Who are the people who make up the Tea Party movement?
According to a new survey undertaken by sociologists from Vanderbilt University and the University of North Carolina at Chapel Hill, the Tea Partiers are an old movement in new (albeit retro) packaging.
“The Tea Party movement is best understood as a new cultural expression of the late-20th century Republican Party,” said Steven J. Tepper, associate professor of sociology at Vanderbilt and associate director of the Curb Center for Art, Enterprise and Public Policy at the university. “Compared to the Republican Party, Tea Party supporters are more likely to support libertarian principles. But virtually every other characteristic of Tea Party supporters – from demographics to political and social attitudes – matches the profile of Republican supporters.”
“I would say that the Tea Party right now is not positioned to change American politics in any drastic way.”
Tepper, along with UNC-Chapel Hill colleagues Andrew J. Perrin, Neal Caren and Sally Morris, conducted two telephone surveys of registered voters in North Carolina and Tennessee in the spring and fall of 2010, as well as interviews and observations at a Tea Party rally in Washington, N.C. Results of the poll of about 2,500 people were published in the Spring 2011 issue of Contexts magazine. The margin of error on the statistics used in this release is plus or minus 3.1 percent.
“The coalition of views that make up the Tea Party movement is not necessarily new,” said UNC’s Perrin, one of the study’s principal investigators. “What’s new is the melding of 21st century discontent with the symbolic memory of 18th century America.”

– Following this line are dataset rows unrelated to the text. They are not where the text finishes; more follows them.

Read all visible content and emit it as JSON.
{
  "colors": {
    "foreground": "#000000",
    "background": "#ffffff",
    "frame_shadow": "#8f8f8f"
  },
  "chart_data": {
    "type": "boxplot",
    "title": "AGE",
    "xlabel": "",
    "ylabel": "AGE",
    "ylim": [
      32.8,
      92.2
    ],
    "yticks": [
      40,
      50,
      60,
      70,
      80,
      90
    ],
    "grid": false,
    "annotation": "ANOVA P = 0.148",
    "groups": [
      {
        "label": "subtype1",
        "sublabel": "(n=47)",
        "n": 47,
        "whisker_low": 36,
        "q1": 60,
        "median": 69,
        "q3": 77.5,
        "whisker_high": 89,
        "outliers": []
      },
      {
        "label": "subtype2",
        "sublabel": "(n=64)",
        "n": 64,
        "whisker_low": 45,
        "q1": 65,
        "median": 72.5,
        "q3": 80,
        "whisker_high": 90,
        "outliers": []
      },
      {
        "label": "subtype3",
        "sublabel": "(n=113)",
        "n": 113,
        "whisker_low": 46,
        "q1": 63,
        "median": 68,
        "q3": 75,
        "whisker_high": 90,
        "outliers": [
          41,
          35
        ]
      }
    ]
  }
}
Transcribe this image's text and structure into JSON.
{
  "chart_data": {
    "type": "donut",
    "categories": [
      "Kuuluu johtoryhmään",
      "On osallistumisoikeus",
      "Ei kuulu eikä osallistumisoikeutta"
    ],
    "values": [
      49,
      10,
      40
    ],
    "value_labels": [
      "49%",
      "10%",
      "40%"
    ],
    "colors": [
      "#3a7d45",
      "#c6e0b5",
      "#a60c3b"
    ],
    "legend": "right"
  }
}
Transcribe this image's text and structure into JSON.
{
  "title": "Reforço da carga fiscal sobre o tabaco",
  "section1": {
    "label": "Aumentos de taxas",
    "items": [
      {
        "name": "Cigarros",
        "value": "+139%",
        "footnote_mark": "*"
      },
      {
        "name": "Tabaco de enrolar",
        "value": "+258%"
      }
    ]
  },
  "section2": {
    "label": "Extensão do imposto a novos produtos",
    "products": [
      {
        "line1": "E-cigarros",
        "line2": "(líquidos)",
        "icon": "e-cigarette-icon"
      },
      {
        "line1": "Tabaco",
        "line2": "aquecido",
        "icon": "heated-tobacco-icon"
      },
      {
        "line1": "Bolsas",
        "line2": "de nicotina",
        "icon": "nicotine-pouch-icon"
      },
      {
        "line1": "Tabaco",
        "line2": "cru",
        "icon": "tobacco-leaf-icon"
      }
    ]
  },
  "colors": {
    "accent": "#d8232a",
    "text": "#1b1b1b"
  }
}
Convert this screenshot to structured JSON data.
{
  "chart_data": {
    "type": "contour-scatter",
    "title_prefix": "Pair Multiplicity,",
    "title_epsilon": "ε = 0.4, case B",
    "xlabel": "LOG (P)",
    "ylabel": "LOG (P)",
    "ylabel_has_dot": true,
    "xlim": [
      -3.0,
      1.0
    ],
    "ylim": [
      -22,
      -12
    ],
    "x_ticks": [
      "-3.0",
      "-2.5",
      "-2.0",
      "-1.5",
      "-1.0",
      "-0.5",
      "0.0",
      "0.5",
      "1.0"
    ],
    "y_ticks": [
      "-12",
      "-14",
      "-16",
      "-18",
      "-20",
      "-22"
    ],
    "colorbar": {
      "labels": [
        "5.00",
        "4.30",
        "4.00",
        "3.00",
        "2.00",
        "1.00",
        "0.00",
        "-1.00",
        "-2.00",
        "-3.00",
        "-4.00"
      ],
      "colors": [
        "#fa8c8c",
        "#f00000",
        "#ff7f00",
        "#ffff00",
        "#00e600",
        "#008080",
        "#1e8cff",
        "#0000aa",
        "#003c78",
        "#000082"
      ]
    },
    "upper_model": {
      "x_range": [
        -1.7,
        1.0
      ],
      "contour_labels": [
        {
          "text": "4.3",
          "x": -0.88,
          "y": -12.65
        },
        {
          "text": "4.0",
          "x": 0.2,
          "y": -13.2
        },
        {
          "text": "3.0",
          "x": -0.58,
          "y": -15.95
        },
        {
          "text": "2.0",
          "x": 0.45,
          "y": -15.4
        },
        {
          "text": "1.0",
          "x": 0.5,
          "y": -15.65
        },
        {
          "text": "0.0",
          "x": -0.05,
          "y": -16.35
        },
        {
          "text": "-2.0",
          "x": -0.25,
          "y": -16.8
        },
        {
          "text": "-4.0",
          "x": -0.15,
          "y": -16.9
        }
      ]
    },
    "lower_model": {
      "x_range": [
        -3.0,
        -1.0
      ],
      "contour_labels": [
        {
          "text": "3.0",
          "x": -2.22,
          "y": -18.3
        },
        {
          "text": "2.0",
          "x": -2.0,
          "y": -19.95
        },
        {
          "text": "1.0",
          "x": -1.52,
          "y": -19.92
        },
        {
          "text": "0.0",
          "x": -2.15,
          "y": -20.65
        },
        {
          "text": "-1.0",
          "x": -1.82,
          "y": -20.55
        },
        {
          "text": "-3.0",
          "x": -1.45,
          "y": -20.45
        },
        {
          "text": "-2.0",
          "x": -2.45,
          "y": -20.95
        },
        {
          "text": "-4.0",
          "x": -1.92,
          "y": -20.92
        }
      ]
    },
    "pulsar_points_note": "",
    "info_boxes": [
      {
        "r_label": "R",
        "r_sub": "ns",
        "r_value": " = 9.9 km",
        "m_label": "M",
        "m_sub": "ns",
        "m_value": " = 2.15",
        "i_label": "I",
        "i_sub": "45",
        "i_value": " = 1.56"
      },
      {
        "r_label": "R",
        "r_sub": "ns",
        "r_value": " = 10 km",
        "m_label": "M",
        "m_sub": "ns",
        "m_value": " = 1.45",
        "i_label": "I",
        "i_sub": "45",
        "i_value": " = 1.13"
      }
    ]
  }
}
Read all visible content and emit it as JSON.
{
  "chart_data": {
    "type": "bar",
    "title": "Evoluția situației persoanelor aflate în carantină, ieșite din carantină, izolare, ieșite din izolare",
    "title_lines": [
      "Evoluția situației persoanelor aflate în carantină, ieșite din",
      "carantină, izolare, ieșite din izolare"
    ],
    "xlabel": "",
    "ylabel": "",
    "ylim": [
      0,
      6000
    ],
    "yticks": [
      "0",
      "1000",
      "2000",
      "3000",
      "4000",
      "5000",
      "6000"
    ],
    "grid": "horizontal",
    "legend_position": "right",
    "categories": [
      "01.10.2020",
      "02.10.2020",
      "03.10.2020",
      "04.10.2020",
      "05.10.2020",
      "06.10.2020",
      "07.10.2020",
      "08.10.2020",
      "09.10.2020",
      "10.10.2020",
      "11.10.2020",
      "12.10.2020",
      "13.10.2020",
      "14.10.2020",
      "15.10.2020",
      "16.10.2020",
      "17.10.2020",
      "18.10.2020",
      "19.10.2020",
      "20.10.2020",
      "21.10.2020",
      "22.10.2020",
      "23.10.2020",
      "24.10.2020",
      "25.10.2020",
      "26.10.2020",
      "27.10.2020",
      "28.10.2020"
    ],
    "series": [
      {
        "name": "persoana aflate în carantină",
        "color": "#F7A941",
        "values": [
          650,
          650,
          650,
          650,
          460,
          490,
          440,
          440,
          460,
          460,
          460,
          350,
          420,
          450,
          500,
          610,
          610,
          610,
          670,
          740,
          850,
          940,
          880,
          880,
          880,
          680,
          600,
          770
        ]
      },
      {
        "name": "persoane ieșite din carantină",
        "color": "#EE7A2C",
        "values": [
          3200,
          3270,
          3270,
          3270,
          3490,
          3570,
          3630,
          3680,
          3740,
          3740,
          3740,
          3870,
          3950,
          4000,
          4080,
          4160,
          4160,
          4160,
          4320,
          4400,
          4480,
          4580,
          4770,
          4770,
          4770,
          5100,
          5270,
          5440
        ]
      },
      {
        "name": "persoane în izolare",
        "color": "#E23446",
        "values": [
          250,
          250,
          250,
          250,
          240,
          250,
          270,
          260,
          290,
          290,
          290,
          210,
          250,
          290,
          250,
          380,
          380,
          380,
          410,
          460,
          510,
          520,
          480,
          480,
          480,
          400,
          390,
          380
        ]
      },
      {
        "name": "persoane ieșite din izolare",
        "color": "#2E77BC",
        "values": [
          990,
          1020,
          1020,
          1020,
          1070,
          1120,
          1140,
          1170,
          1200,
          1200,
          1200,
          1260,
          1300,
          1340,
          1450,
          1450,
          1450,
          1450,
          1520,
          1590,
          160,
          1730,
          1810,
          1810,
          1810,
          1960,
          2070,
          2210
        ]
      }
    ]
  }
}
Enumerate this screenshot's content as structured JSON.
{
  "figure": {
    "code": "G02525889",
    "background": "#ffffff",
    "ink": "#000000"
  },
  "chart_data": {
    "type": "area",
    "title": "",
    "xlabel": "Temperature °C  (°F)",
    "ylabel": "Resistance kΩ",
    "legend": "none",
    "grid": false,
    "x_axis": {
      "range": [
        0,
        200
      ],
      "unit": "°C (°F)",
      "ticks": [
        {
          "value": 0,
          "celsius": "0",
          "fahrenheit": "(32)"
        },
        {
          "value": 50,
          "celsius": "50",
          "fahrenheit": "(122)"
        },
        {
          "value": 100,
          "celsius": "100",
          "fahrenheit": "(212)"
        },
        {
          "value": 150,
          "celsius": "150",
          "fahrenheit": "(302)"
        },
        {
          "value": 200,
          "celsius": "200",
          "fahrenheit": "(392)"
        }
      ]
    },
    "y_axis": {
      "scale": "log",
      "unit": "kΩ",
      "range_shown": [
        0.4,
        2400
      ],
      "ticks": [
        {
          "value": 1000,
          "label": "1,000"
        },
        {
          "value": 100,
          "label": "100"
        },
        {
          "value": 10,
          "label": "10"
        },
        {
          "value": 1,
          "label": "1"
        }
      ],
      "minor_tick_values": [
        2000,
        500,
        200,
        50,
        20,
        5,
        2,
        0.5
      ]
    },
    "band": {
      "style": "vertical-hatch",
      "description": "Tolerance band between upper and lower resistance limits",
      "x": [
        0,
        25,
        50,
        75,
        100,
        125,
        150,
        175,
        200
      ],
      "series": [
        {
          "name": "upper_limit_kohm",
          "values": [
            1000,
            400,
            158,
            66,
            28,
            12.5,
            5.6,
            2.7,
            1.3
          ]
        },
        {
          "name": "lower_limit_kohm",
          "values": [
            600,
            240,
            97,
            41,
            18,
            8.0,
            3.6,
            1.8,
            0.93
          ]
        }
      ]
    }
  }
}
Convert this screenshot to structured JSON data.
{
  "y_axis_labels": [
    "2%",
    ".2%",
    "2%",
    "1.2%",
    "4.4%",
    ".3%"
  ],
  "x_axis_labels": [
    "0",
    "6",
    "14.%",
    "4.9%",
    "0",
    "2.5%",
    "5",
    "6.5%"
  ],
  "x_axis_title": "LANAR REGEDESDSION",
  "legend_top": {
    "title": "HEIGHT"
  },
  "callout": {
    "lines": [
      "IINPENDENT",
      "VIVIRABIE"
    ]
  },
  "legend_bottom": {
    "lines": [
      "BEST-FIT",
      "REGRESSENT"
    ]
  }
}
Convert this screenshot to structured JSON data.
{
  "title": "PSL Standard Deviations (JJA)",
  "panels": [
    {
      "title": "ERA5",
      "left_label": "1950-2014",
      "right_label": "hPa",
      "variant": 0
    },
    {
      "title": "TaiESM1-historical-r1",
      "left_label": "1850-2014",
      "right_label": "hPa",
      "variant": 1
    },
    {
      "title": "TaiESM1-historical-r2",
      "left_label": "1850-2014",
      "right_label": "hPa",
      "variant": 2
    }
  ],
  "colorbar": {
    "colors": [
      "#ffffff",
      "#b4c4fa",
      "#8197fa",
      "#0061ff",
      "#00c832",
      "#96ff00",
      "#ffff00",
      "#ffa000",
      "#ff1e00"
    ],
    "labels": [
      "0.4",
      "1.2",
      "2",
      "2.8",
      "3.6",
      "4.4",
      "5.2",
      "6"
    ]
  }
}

The surveys identified four major traits of people who identify with the Tea Party – authoritarianism, libertarianism, fear of change and anti-immigrant sentiment.
81 percent of Tea Party supporters agreed that it was more important for children to obey their parents than be responsible for their own actions. Only 65 percent of non-Tea Party people agreed with that statement.
24 percent of Tea Party supporters believe that there should be fewer rules about what can be posted on the Internet, compared with 16 percent of non-Tea Party supporters.
51 percent of Tea Party supporters considered themselves “very concerned about changes taking place in American society these days,” compared with 21 percent of non-Tea Party supporters.
18 percent of Tea Party supporters feel “very negatively” toward immigrants, compared with 12 percent of non-Tea Party supporters.
“We set out to determine if general public support for the Tea Party movement represents a new political and cultural phenomenon, or if it’s simply realignment within the Republican Party,” Tepper said.
“It appears to be the latter,” he said.
Tepper argues that the Tea Party movement has been healthy for the political system as a whole, because it stirred up discussion.
“It’s gotten everybody on both sides engaged in debating the role of government,” he said.